Chapitre 10 (partie 3/3) - Amour
Tous les trois restèrent silencieux jusqu'à ce que l'homme apporte les verres. Il les posa sur la table, ses bras traversant aisément la fine membrane de la bulle. Helja n'eut encore une fois qu'à montrer le sceau royal en guise de paiement.
Charlie prit le cocktail servi dans un fruit qu'elle n'avait encore jamais vu. Il ressemblait à une grosse orange, mais arborait une couleur rose et sa peau semblait aussi douce que de la soie. À l'intérieur, un liquide clair dégageait un exquis parfum de bonbon. Une brochette de friandises y était plantée, ainsi qu'une paille magique. Elle effectuait plusieurs spirales audacieuses et était même coupée en deux à un endroit, la partie supérieure tenant en lévitation.

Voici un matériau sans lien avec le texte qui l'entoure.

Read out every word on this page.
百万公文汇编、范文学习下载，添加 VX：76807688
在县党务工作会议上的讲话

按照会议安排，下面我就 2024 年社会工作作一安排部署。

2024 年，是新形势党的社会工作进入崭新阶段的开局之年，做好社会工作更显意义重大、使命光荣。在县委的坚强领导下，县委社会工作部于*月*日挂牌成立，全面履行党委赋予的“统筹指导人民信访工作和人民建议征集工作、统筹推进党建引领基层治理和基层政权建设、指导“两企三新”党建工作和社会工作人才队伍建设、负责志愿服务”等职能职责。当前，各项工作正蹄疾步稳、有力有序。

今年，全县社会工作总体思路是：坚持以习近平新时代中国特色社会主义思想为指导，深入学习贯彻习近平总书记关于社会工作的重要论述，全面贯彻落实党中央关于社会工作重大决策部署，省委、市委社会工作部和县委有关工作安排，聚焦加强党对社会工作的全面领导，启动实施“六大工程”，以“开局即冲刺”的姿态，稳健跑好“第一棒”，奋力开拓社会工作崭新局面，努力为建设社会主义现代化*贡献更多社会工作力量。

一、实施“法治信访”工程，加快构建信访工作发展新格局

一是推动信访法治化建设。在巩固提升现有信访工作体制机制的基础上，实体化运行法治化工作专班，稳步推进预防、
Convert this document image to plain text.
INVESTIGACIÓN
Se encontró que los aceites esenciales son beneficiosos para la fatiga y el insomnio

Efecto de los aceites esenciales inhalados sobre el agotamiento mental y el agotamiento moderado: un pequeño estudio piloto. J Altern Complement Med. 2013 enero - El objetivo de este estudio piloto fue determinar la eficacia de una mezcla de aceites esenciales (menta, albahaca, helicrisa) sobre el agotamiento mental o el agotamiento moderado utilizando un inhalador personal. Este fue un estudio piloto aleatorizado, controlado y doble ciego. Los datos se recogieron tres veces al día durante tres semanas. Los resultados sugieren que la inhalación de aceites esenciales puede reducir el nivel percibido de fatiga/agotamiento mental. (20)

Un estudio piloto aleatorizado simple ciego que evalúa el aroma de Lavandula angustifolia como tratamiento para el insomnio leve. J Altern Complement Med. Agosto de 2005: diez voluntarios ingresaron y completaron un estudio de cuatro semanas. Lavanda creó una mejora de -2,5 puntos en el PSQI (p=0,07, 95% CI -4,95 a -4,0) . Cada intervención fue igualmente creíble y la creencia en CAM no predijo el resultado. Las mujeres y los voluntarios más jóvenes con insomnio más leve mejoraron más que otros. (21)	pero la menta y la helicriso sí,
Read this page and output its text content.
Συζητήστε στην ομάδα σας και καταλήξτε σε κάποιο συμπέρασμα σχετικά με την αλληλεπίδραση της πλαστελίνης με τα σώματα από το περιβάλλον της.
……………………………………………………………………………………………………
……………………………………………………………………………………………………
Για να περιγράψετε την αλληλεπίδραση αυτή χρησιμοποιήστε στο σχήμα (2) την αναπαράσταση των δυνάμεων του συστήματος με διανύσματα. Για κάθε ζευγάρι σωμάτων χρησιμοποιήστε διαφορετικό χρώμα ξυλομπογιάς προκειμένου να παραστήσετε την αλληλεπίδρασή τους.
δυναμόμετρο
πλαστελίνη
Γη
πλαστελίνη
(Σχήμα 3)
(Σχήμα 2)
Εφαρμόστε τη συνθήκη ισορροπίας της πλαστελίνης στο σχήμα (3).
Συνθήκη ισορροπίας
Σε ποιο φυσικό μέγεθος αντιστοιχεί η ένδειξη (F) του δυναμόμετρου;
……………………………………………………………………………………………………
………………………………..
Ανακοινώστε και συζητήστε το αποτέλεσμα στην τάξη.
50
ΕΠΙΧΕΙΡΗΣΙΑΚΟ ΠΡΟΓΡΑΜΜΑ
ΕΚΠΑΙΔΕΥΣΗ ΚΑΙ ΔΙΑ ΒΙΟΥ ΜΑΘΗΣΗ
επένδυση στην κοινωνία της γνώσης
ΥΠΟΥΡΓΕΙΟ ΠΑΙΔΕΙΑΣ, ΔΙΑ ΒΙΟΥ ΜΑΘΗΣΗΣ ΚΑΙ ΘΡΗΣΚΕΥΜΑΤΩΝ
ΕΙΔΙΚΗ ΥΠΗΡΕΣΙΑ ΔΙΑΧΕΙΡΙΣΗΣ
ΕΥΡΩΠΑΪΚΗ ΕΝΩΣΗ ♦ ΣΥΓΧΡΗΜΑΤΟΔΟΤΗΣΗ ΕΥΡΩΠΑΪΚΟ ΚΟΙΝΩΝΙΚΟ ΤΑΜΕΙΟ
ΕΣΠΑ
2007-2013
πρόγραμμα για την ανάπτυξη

La boisson de Bastet paraissait crémeuse et sans saveur, proposée dans un grand verre plat. Celle d'Helja était d'un noir de jais, en ébullition, et exhalait des vapeurs sombres et amères en forme d'animaux à intervalle irrégulier. Ce n'était pas une odeur désagréable, mais très enivrante. La sorcière attrapa son gobelet tête-de-mort et le leva :
— Bon et bien, au meurtre du roi !
Tous les trois trinquèrent puis burent une gorgée. Celui d'Helja lui brûla affreusement la trachée et dès lors, elle sentit le siège sous ses fesses tanguer.
— Vous ratez quelque chose, grimaça-t-elle, cet hydromel est vraiment... excellent.
Tous trois discutèrent tranquillement de choses plutôt banales tout en sirotant leur cocktail. Charlie leur parla de sa mère décédée quand elle n'avait que cinq cycles et Helja lui raconta comment était la vie d'une jeune sorcière avec Médée comme tutrice. Ils évoquèrent également le regard de Tiguil pour la jeune fille, ce qui eut pour effet de la rendre à nouveau toute rouge.
— Je suis sûr que tu ne l'as pas laissée indifférente, lâcha Bastet.
— Non arrêtez, ce n'est pas vrai, rétorqua-t-elle, les pommettes écarlates
— Il fallait voir comme Charlie l'observait aussi, ajouta Helja. En tout cas elle, elle l'a bien remarqué.
Elle se mit à rire de bon cœur avec le chat, provoquant chez Charlie un mélange d'amusement et de gêne qui la poussa à se cacher derrière son verre.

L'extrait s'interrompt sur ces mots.